Firms’ economic performance—indicated by their profits, capital, labor, and market share—have deteriorated. Also, the relocation of firms after 2006 to cities with stringent environmental regulation plunged sharply compared with those in loosely regulated cities, which signifies, to a certain extent, an “internal” variant of the pollution havens hypothesis.

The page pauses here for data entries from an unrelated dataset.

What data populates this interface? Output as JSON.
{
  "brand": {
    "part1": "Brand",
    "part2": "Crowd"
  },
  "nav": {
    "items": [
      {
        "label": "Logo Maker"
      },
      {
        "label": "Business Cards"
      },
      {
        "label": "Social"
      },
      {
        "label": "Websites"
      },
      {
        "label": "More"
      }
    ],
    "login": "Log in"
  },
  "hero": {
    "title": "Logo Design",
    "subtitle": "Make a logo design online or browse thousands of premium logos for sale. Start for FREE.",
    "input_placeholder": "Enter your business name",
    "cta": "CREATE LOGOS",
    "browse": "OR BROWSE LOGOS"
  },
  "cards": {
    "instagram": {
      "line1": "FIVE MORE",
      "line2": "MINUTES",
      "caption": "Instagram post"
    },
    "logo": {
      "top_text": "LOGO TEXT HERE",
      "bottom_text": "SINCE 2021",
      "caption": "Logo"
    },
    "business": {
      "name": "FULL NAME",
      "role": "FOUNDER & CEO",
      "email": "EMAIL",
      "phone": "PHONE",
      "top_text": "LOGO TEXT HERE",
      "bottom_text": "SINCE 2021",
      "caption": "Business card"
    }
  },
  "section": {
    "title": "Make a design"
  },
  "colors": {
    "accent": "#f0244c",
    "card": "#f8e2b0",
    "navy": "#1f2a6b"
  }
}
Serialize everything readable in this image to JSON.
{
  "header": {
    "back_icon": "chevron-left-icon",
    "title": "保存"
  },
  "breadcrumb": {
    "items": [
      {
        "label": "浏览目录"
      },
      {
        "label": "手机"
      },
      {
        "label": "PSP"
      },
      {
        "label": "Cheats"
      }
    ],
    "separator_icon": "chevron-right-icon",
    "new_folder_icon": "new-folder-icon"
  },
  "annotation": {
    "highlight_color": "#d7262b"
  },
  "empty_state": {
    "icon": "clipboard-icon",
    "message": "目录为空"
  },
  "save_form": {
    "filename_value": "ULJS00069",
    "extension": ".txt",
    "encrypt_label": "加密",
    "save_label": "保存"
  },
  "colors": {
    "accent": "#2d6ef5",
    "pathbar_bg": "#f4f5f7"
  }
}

Conclusion and Policy Implications

These patterns show that, as environmental regulations become tighter, firms’ emissions fall. To achieve concrete emissions reduction targets, firms are consciously trading off between production arrangements and COD emissions. Overall, manufacturing firms in China are becoming green. Also, the industrial infrastructure in China is becoming cleaner due to the expansion of cleaner industries, while polluting industries are shrinking. As firms in heavily polluting industries are more responsive to environmental regulations, their sharply declining output and the pollution intensities of their production provide more evidence of the “composition effect.” In addition, although clear reduction targets set during the 11th Five-Year Plan were effective, they still failed to stimulate firms to adopt effective technology to eliminate more pollutants from the production process, perhaps because other lower-cost countermeasures, such as adoption of pollution abatement facilities, were sufficient to meet the target. Regulators still face the fundamental challenges of identifying an appropriate regulatory path that will stimulate firms to shift from the adoption of end-of-pipe treatment technology to innovations.

Note 1: COD is an indicative measure of the amount of oxygen that can be consumed by reactions in a volume of water to reflect water quality.

This research belongs to the NBER working paper series (No. 26540), which is accessible through https://www.nber.org/papers/w26540.



(Haichao Fan is Professor in School of Economics at Fudan University; Joshua Graff Zivin, University of California, San Diego; Zonglai Kou is Professor of Economics and Deputy Dean of the School of Economics at Fudan University; Xueyue Liu is a Postdoc Fellow at Fudan University; Huanhuan Wang is an Associate Professor at East China Normal University.)